Flavio Felice
“Avvenire”, 30 marzo 2017
Si può insegnare la carità? No, se la consideriamo per quella che è in se stessa: una virtù che è dono di Dio, e che è la vita stessa di Dio, poiché egli “è carità”. Sì se la intendiamo come uno degli ambiti della vita e dell’agire della Chiesa, che va sotto il nome tecnico di diaconia: il servizio ai bisognosi, che esprime l’anima e il contenuto del Vangelo, che è – di nuovo – la carità.
Il libro di don Paolo Asolan, professore di Teologia Pastorale all’Istituto Pastorale “Redemptor Hominis” della Pontificia Università Lateranense, intitolato “Sette lezioni sulla carità” (Editrice San Liberale, Treviso, 2017, pp. 140), vuole provare a sciogliere alcuni nodi che rendono il servizio e la testimonianza della carità così poco stimati e così poco integrati nella vita di fede dei cristiani.

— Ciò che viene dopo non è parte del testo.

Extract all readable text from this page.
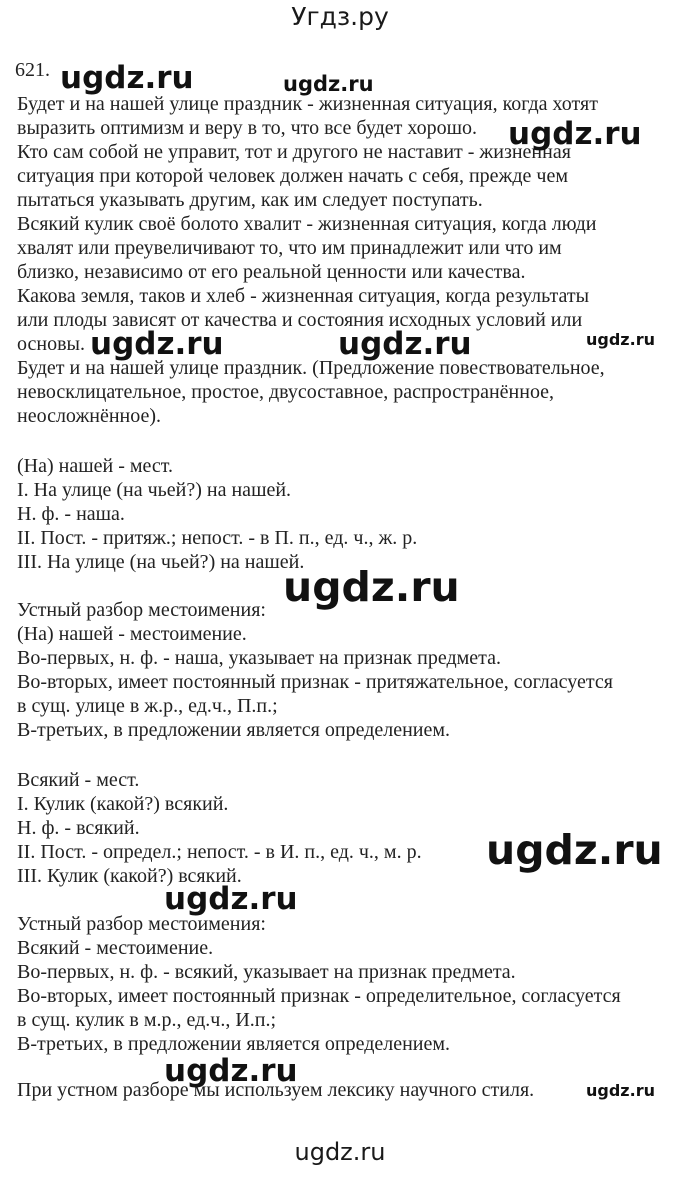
Угдз.ру
621.
Будет и на нашей улице праздник - жизненная ситуация, когда хотят
выразить оптимизм и веру в то, что все будет хорошо.
Кто сам собой не управит, тот и другого не наставит - жизненная
ситуация при которой человек должен начать с себя, прежде чем
пытаться указывать другим, как им следует поступать.
Всякий кулик своё болото хвалит - жизненная ситуация, когда люди
хвалят или преувеличивают то, что им принадлежит или что им
близко, независимо от его реальной ценности или качества.
Какова земля, таков и хлеб - жизненная ситуация, когда результаты
или плоды зависят от качества и состояния исходных условий или
основы.
Будет и на нашей улице праздник. (Предложение повествовательное,
невосклицательное, простое, двусоставное, распространённое,
неосложнённое).
(На) нашей - мест.
I. На улице (на чьей?) на нашей.
Н. ф. - наша.
II. Пост. - притяж.; непост. - в П. п., ед. ч., ж. р.
III. На улице (на чьей?) на нашей.
Устный разбор местоимения:
(На) нашей - местоимение.
Во-первых, н. ф. - наша, указывает на признак предмета.
Во-вторых, имеет постоянный признак - притяжательное, согласуется
в сущ. улице в ж.р., ед.ч., П.п.;
В-третьих, в предложении является определением.
Всякий - мест.
I. Кулик (какой?) всякий.
Н. ф. - всякий.
II. Пост. - определ.; непост. - в И. п., ед. ч., м. р.
III. Кулик (какой?) всякий.
Устный разбор местоимения:
Всякий - местоимение.
Во-первых, н. ф. - всякий, указывает на признак предмета.
Во-вторых, имеет постоянный признак - определительное, согласуется
в сущ. кулик в м.р., ед.ч., И.п.;
В-третьих, в предложении является определением.
При устном разборе мы используем лексику научного стиля.
ugdz.ru	ugdz.ru
ugdz.ru
ugdz.ru	ugdz.ru	ugdz.ru
ugdz.ru
ugdz.ru
ugdz.ru
ugdz.ru
ugdz.ru
ugdz.ru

Si tratta innanzitutto di educare il cuore alla carità. Non dunque “cose da fare” delegate agli esperti e ai competenti, ma la concretezza delle relazioni personali. Il libro evidenzia in più punti questo equivoco che scambia la carità per dei servizi che personale specializzato deve rendere a nome della comunità cristiana, e che ne ha determinato la separazione rispetto ad altre dimensioni costitutive (la liturgia, ad esempio, o l’evangelizzazione) oppure l’ipertrofia. In quest’ultimo caso, la carità diventa nella vita delle parrocchie o delle diocesi un contenitore dove tutto quel che riguarda l’altrove, rispetto alla pastorale ordinaria della Chiesa, viene fatto confluire. Si fatica così a distinguere la pastorale sociale dalla Caritas, o la pastorale della salute dalle visite della San Vincenzo, o le scuole di formazione sociale dal compito educativo che le Caritas parrocchiali dovrebbero svolgere.

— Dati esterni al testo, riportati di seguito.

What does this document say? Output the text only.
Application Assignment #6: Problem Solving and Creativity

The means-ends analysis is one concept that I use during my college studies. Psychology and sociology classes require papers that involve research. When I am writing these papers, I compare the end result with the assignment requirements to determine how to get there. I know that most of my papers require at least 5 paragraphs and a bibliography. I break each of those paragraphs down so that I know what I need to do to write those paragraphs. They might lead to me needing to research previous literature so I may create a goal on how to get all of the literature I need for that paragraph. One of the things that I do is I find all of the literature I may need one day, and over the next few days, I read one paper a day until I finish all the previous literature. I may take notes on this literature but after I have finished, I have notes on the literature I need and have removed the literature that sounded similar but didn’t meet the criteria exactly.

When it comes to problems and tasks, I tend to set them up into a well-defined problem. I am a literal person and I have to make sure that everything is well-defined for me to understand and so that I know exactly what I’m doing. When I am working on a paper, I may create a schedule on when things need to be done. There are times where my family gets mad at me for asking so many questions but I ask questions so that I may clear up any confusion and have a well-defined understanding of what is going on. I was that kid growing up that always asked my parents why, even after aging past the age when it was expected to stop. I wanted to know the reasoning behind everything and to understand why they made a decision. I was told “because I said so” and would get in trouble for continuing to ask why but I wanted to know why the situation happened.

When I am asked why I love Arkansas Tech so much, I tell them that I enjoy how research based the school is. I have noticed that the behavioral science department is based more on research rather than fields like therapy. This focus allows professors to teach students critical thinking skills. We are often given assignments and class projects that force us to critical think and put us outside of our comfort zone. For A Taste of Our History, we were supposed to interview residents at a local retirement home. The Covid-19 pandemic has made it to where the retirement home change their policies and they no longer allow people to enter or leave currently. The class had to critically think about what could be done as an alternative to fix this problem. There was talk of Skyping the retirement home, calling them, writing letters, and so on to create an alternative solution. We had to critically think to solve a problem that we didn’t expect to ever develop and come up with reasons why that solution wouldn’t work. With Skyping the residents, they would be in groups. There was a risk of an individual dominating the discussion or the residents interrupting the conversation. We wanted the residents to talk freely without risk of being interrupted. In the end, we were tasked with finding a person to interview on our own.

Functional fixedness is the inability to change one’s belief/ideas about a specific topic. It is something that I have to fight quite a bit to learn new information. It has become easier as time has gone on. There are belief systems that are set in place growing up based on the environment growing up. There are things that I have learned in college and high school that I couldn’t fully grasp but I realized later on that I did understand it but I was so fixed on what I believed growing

Il libro si impegna a descrivere alcuni criteri grazie ai quali convertirsi a un modo diverso di fare pastorale. La pastorale, ai nostri giorni, si occupa molto di comunicazione: pare questa la frontiera grazie alla quale il vangelo avanzerà o arretrerà, perso nelle nebbie dell’incomprensione comunicativa dei nostri contemporanei. Si parla perciò molto di nuovi mezzi, di imprecisati “nuovi ambienti”, di fumose “nuove antropologie” quali la Chiesa dovrebbe entrare, pena l’irrilevanza della sua presenza nel mondo, fattosi ormai “necessariamente” mediatico.
Questa “necessaria” distrazione mediatica non sarà piuttosto un equivoco e non risponde forse all’ennesima variante di un ben noto determinismo che oggi sostituisce i “fattori di produzione” con i “mezzi di comunicazione”, mantenendo il verso della relazione materialistica struttura-sovrastruttura? È di questo che abbiamo bisogno – noi e il mondo?
Cristo non dice ai suoi discepoli: «Mandate messaggi al mondo intero» ma Andate nel mondo intero. Il messaggio della fede e la consistenza della carità stanno nella prossimità̀ del messaggero. Il libro scommette su questo fatto rivoluzionario e spiazzante per alcuni guru della comunicazione: la carità non si può rimpiazzare con un prodotto di comunicazione massmediatica, e rimane un dono e un compito sul quale dobbiamo investire molto di più.
Essa implica un fare che è molto umile, cose semplici come offrire da mangiare e da bere, vestire chi è nudo, dare un tetto a chi non ha casa, visitare i malati ed i prigionieri. La virtù̀ più̀ alta si ricongiunge con l’appetito più̀ basso, risponde a questo bisogno primordiale: nutre gli affamati. Questa è la dimensione all’interno della quale la persona realizza in modo pieno la sua vocazione più elevata: quella di costruire la comunità terrena ad immagine della comunità celeste: Caritapolis, per usare un’espressione cara al mio maestro da poco scomparso Michael Novak.
Di questi tempi, nei quali la carità pare nelle nostre comunità quasi un’appendice di servizi offerti dai pensionati ancora attivi e pieni di buona volontà, porre il problema della necessaria formazione permanente anche in questo campo non è un contributo da poco.